Truck-kun clarified. “Found us, killed everyone involved, and tried to find a replacement for the kiti kyatto here.”

Suddenly it made sense why Truck-kun was so eager to get out fast. “So Nyarin wouldn’t have died if Kisshin…” I struggled with the words.

“She would have burned you to ash, probably. The Bakeneko could never survive something like that. I would have found the process mildly uncomfortable. The worst part would have been handling an angry goddess.”

I nodded, completely terrified.

I had expected to no longer have an apartment or life to which I could return. The Truck-kun Isekai Fan forums had that kind of reverse life insurance where their stuff was collected by the beneficiaries if someone was successfully Isekai’d.

That was how I’d gotten half of my figurine collection.

I had assumed that my figures, and my games, and everything had already been taken. I had assumed that a forum thread had been started in my honor, recognizing me for the accomplishment of getting run over by a truck and sent some place better.

For the better part of a year, my goal had been to be the star of one of those forum threads. My goals had involved catgirls, heroism, and inexplicably grateful maidens.

Now I had different goals. If it had only been a few hours, my life would be waiting for me, intact. And now I was actually interested in living that life.

“Only a few hours,” I said, letting that sink in.

“We make time move quickly inside new customer heads,” Nyarin explained. “It saves on labor costs for hires like me. I work a week but only get paid for a day. It’s a ripoff.”

“It also keeps the spell more stable, kitty cat,” Truck-kun said, saying the last two words in English instead of Japanese like ‘kiti kyatto’.

Nyarin tensed when he said it. I wouldn’t have noticed it before we had lived together in Cafe Isekai, but there was a subtle crack in her usually fake perfect perkiness. I made a mental note to figure out what that was about.

Truck-kun continued with his detailed, nerdy mastery of the details of magic. “A new customer is more likely to require the Isekai to be reset. We’d rather do that when the spell is fresh, within a day or two. Resets can crash an older spell. You nearly crashed yours with all of those resets.”

Nyarin nodded. “After the customer settles in, I leave their head, let the spell run on autopilot, and crank the speed back down as low as the customer can tolerate. The goddess measures worship in real time. The slower time moves, the more energy she gets.”

“Oh,” I said, “that kinda solves a mystery the Truck-kun Isekai Fans have been puzzling over. Some Isekai stories happened in real time. A year in Isekai equaled a year in real life. For others, they had lifetimes pass in an instant.”

“Yeah,” Truck-kun admitted, “between the time dilation and fake memories people under the spell might have a very different subjective experience.

I nodded.

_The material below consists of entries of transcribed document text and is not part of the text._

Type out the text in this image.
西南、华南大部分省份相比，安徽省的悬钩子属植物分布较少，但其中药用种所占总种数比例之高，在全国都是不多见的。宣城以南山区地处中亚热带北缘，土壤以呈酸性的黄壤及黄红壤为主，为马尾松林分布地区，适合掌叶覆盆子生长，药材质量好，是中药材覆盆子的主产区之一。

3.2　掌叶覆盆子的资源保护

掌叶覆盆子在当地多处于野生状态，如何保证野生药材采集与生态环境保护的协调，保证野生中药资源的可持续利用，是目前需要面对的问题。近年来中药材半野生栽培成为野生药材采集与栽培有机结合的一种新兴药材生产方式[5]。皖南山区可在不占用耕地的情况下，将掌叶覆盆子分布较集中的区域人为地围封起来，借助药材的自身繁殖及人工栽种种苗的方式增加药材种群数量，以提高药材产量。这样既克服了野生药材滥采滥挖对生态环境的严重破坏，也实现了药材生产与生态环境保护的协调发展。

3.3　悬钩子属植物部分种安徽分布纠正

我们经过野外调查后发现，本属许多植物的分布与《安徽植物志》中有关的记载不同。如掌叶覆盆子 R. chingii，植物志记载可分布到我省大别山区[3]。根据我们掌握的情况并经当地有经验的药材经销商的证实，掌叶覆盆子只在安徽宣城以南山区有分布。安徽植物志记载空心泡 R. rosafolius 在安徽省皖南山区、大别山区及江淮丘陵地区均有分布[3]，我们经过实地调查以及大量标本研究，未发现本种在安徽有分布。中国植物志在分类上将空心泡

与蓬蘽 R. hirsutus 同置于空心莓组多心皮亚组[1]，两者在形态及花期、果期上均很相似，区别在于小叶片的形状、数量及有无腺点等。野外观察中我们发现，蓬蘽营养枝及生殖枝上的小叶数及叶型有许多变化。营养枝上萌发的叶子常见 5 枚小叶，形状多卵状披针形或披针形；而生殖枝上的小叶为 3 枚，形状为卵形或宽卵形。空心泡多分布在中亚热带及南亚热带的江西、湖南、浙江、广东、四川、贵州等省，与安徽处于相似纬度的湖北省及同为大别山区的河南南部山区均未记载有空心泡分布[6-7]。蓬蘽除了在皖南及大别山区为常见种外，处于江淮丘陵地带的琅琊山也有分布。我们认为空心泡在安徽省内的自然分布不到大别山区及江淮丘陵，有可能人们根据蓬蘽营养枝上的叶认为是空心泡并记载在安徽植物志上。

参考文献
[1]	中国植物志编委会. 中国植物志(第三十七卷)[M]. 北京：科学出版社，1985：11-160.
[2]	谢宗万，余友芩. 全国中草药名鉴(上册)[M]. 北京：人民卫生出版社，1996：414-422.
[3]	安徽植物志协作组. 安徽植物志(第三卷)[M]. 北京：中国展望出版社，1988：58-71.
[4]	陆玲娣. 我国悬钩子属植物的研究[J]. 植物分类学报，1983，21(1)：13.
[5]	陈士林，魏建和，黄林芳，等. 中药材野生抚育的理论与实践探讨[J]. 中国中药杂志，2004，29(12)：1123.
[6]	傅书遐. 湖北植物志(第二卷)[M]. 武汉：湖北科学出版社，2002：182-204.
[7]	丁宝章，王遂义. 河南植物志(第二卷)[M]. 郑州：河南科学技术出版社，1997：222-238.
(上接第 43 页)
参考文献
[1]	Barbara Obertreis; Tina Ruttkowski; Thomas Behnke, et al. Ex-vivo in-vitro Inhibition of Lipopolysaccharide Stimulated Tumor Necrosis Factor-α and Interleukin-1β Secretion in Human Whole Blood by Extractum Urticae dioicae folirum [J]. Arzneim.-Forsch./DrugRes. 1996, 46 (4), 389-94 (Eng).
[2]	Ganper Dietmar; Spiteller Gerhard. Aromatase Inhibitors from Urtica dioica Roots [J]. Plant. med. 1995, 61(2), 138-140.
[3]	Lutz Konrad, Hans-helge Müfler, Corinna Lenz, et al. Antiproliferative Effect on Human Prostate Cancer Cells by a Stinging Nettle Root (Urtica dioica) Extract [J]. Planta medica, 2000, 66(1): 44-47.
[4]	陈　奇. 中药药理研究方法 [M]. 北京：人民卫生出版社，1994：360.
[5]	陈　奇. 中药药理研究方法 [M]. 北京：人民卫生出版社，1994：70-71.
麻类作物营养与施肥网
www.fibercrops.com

We had fully discussed my plan. All that was left was to implement it and go home.

Home. The idea had a warmth to it that I had nearly forgotten could exist. “So,” I turned to Truck-kun, “are you ready to be our heroic villainess?”

Truck-kun made an unladylike gesture at me. “Let’s get this over with. If I’m going to have to defeat every Isekai we’ve fallen through, I want to get started immediately.”

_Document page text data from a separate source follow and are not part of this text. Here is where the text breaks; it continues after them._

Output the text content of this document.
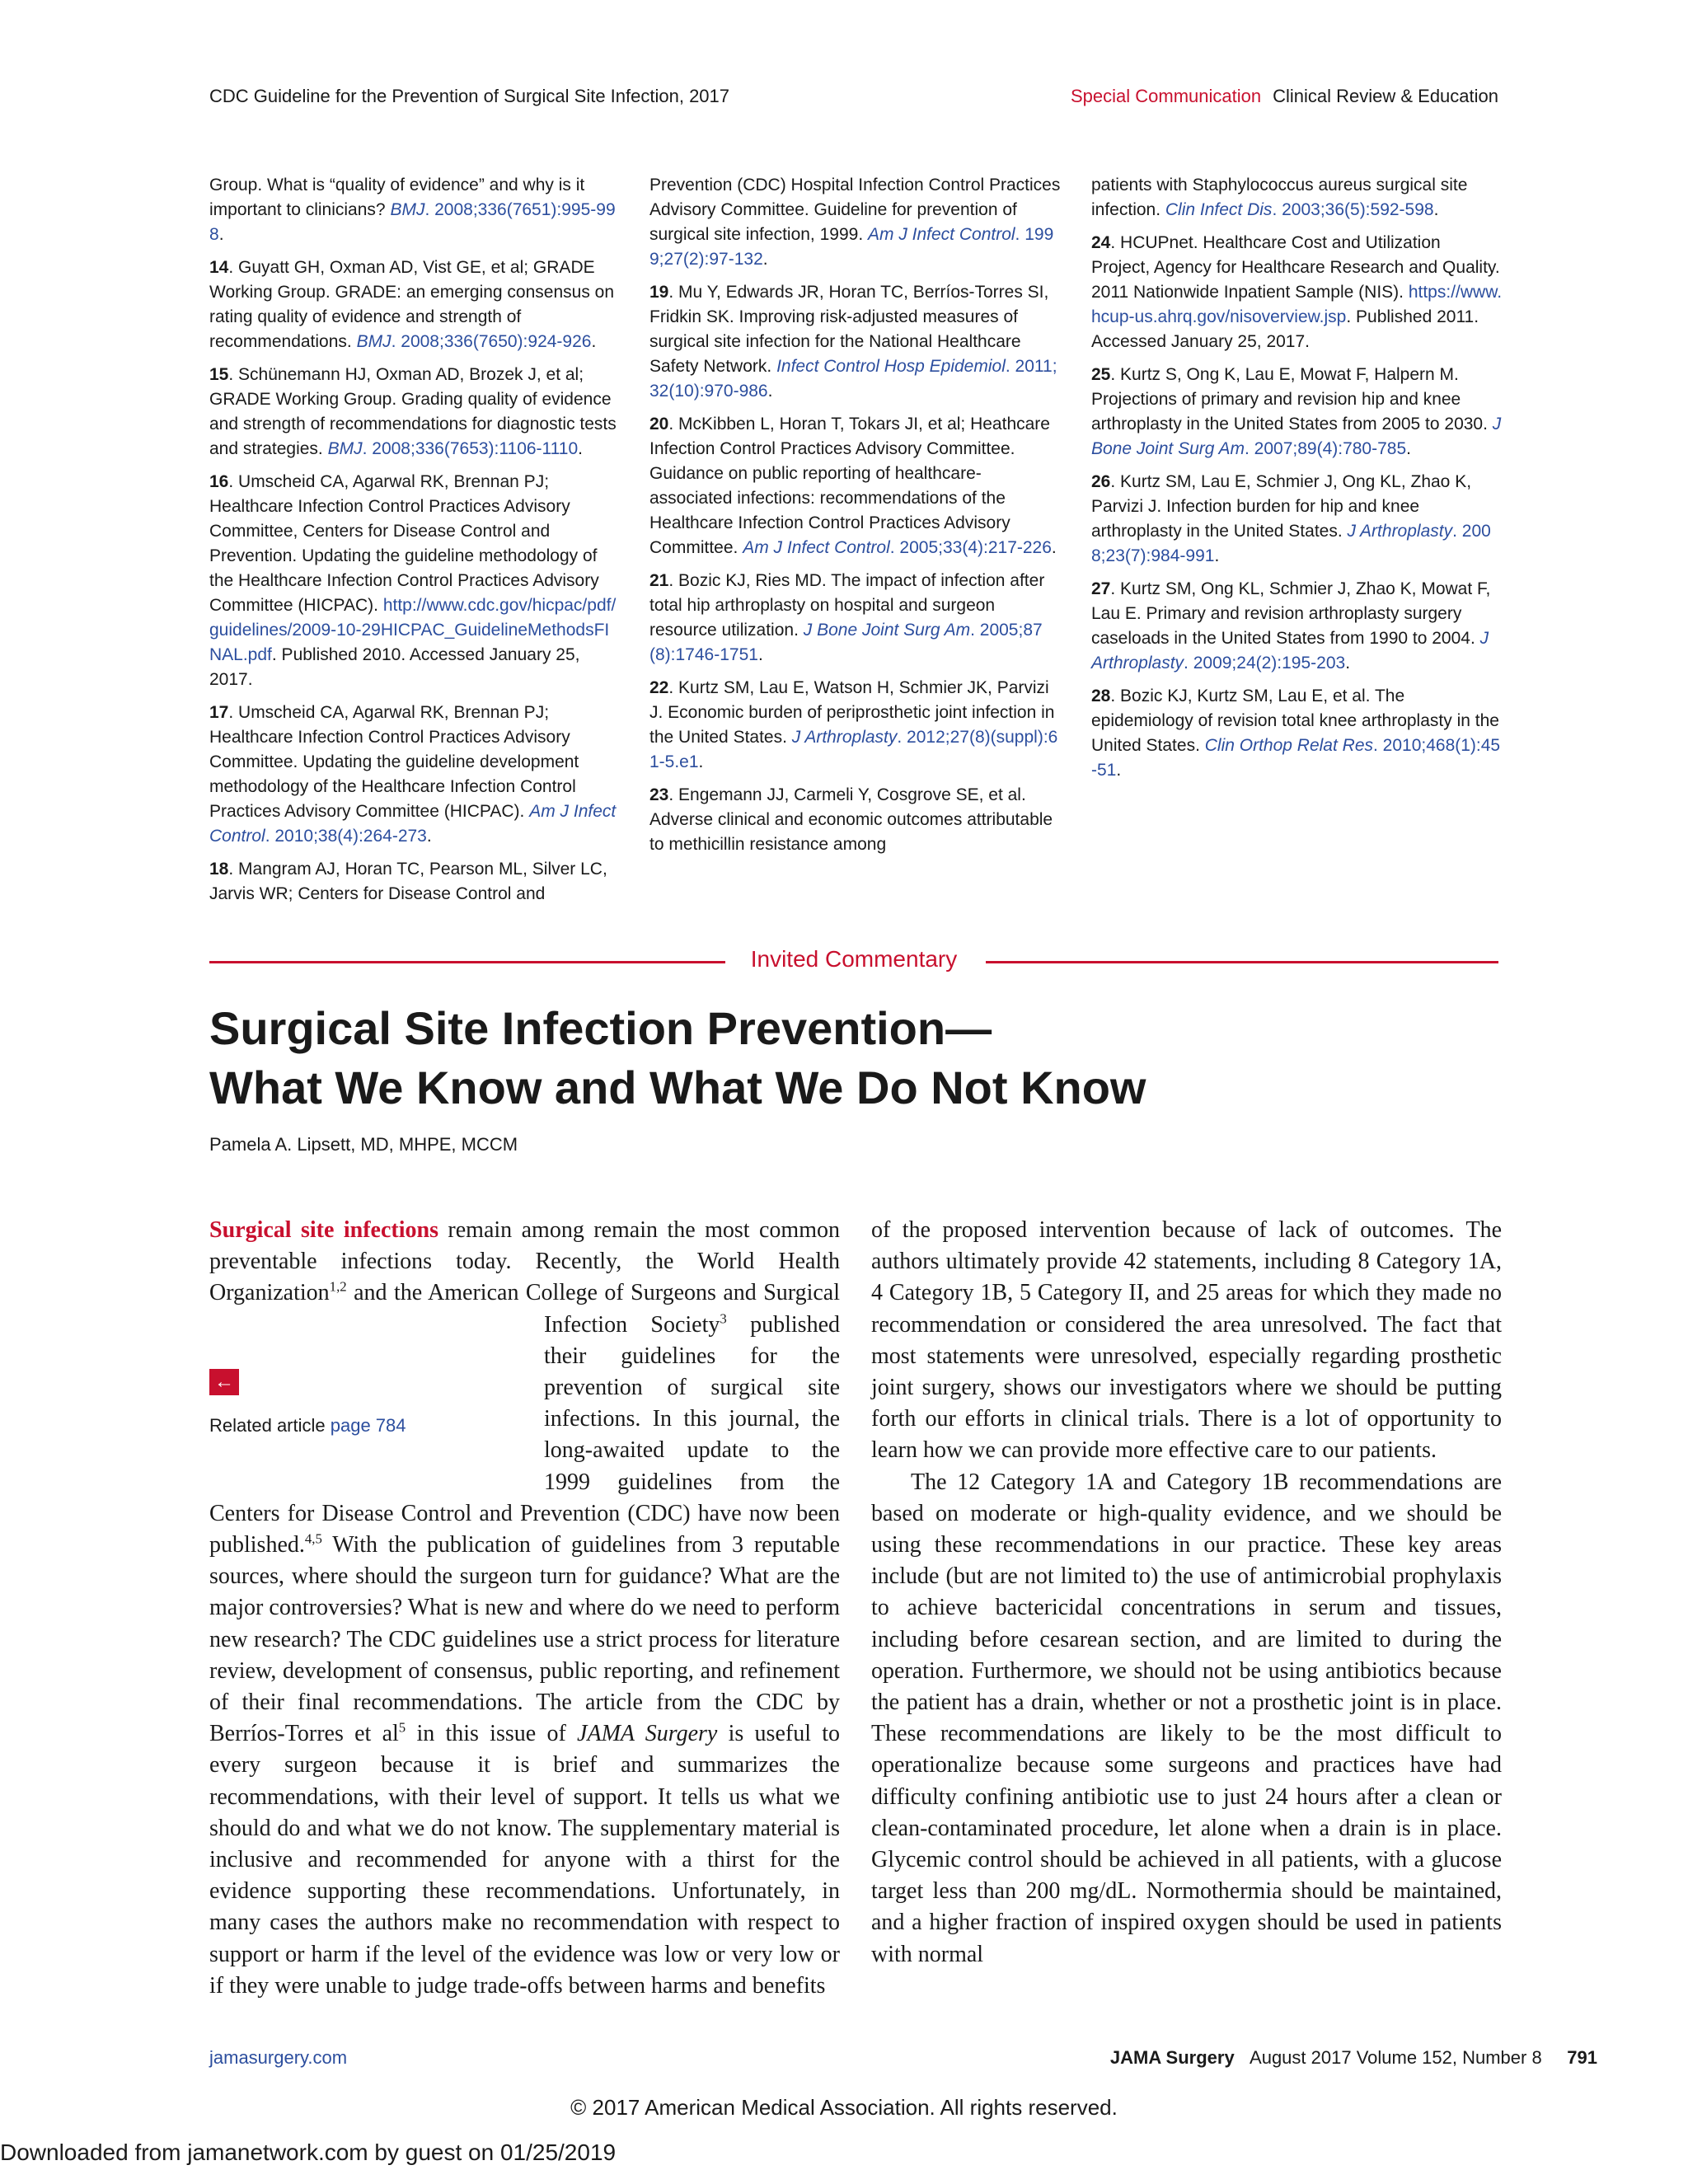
CDC Guideline for the Prevention of Surgical Site Infection, 2017	Special Communication Clinical Review & Education

Group. What is “quality of evidence” and why is it important to clinicians? BMJ. 2008;336(7651):995-998.

14. Guyatt GH, Oxman AD, Vist GE, et al; GRADE Working Group. GRADE: an emerging consensus on rating quality of evidence and strength of recommendations. BMJ. 2008;336(7650):924-926.

15. Schünemann HJ, Oxman AD, Brozek J, et al; GRADE Working Group. Grading quality of evidence and strength of recommendations for diagnostic tests and strategies. BMJ. 2008;336(7653):1106-1110.

16. Umscheid CA, Agarwal RK, Brennan PJ; Healthcare Infection Control Practices Advisory Committee, Centers for Disease Control and Prevention. Updating the guideline methodology of the Healthcare Infection Control Practices Advisory Committee (HICPAC). http://www.cdc.gov/hicpac/pdf/guidelines/2009-10-29HICPAC_GuidelineMethodsFINAL.pdf. Published 2010. Accessed January 25, 2017.

17. Umscheid CA, Agarwal RK, Brennan PJ; Healthcare Infection Control Practices Advisory Committee. Updating the guideline development methodology of the Healthcare Infection Control Practices Advisory Committee (HICPAC). Am J Infect Control. 2010;38(4):264-273.

18. Mangram AJ, Horan TC, Pearson ML, Silver LC, Jarvis WR; Centers for Disease Control and

Prevention (CDC) Hospital Infection Control Practices Advisory Committee. Guideline for prevention of surgical site infection, 1999. Am J Infect Control. 1999;27(2):97-132.

19. Mu Y, Edwards JR, Horan TC, Berríos-Torres SI, Fridkin SK. Improving risk-adjusted measures of surgical site infection for the National Healthcare Safety Network. Infect Control Hosp Epidemiol. 2011;32(10):970-986.

20. McKibben L, Horan T, Tokars JI, et al; Heathcare Infection Control Practices Advisory Committee. Guidance on public reporting of healthcare-associated infections: recommendations of the Healthcare Infection Control Practices Advisory Committee. Am J Infect Control. 2005;33(4):217-226.

21. Bozic KJ, Ries MD. The impact of infection after total hip arthroplasty on hospital and surgeon resource utilization. J Bone Joint Surg Am. 2005;87(8):1746-1751.

22. Kurtz SM, Lau E, Watson H, Schmier JK, Parvizi J. Economic burden of periprosthetic joint infection in the United States. J Arthroplasty. 2012;27(8)(suppl):61-5.e1.

23. Engemann JJ, Carmeli Y, Cosgrove SE, et al. Adverse clinical and economic outcomes attributable to methicillin resistance among

patients with Staphylococcus aureus surgical site infection. Clin Infect Dis. 2003;36(5):592-598.

24. HCUPnet. Healthcare Cost and Utilization Project, Agency for Healthcare Research and Quality. 2011 Nationwide Inpatient Sample (NIS). https://www.hcup-us.ahrq.gov/nisoverview.jsp. Published 2011. Accessed January 25, 2017.

25. Kurtz S, Ong K, Lau E, Mowat F, Halpern M. Projections of primary and revision hip and knee arthroplasty in the United States from 2005 to 2030. J Bone Joint Surg Am. 2007;89(4):780-785.

26. Kurtz SM, Lau E, Schmier J, Ong KL, Zhao K, Parvizi J. Infection burden for hip and knee arthroplasty in the United States. J Arthroplasty. 2008;23(7):984-991.

27. Kurtz SM, Ong KL, Schmier J, Zhao K, Mowat F, Lau E. Primary and revision arthroplasty surgery caseloads in the United States from 1990 to 2004. J Arthroplasty. 2009;24(2):195-203.

28. Bozic KJ, Kurtz SM, Lau E, et al. The epidemiology of revision total knee arthroplasty in the United States. Clin Orthop Relat Res. 2010;468(1):45-51.

Invited Commentary
Surgical Site Infection Prevention—
What We Know and What We Do Not Know
Pamela A. Lipsett, MD, MHPE, MCCM

Surgical site infections remain among remain the most common preventable infections today. Recently, the World Health Organization$^{1,2}$ and the American College of Surgeons and Surgical Infection Society$^3$
←
Related article page 784
published their guidelines for the prevention of surgical site infections. In this journal, the long-awaited update to the 1999 guidelines from the Centers for Disease Control and Prevention (CDC) have now been published.$^{4,5}$ With the publication of guidelines from 3 reputable sources, where should the surgeon turn for guidance? What are the major controversies? What is new and where do we need to perform new research? The CDC guidelines use a strict process for literature review, development of consensus, public reporting, and refinement of their final recommendations. The article from the CDC by Berríos-Torres et $al^5$ in this issue of JAMA Surgery is useful to every surgeon because it is brief and summarizes the recommendations, with their level of support. It tells us what we should do and what we do not know. The supplementary material is inclusive and recommended for anyone with a thirst for the evidence supporting these recommendations. Unfortunately, in many cases the authors make no recommendation with respect to support or harm if the level of the evidence was low or very low or if they were unable to judge trade-offs between harms and benefits

of the proposed intervention because of lack of outcomes. The authors ultimately provide 42 statements, including 8 Category 1A, 4 Category 1B, 5 Category II, and 25 areas for which they made no recommendation or considered the area unresolved. The fact that most statements were unresolved, especially regarding prosthetic joint surgery, shows our investigators where we should be putting forth our efforts in clinical trials. There is a lot of opportunity to learn how we can provide more effective care to our patients.

The 12 Category 1A and Category 1B recommendations are based on moderate or high-quality evidence, and we should be using these recommendations in our practice. These key areas include (but are not limited to) the use of antimicrobial prophylaxis to achieve bactericidal concentrations in serum and tissues, including before cesarean section, and are limited to during the operation. Furthermore, we should not be using antibiotics because the patient has a drain, whether or not a prosthetic joint is in place. These recommendations are likely to be the most difficult to operationalize because some surgeons and practices have had difficulty confining antibiotic use to just 24 hours after a clean or clean-contaminated procedure, let alone when a drain is in place. Glycemic control should be achieved in all patients, with a glucose target less than 200 mg/dL. Normothermia should be maintained, and a higher fraction of inspired oxygen should be used in patients with normal

jamasurgery.com	JAMA Surgery August 2017 Volume 152, Number 8 791
© 2017 American Medical Association. All rights reserved.
Downloaded from jamanetwork.com by guest on 01/25/2019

The Isekai spell had been badly warped by my fake heroism. The only way out was to go through the current story, let that Isekai dissolve after it was completed, and then move backward to the previous one.

We’d fallen down a long path of about a dozen Isekai. We’d dig our way up one by one, defeating and completing each one. In my head was the nearly constant pressure of all of the previously created realities. No wonder the spell eventually failed for so many victims.

I had asked Truck-kun if it might work to load up so many Isekai that either the spell or I collapsed under the weight of them.

“No,” he had said emphatically, “with the way the spell has been damaged, you’d almost certainly die, since humans don’t survive their head’s exploding.”

So we didn’t try that plan. Truck-kun was likely right about me not surviving a head explosion. The three of us ventured forth to enjoy an Isekai story. Just me, Nyarin, and the villainess of the story, Truck-kun.

“******,” the villainess cursed, “not another Isekai.”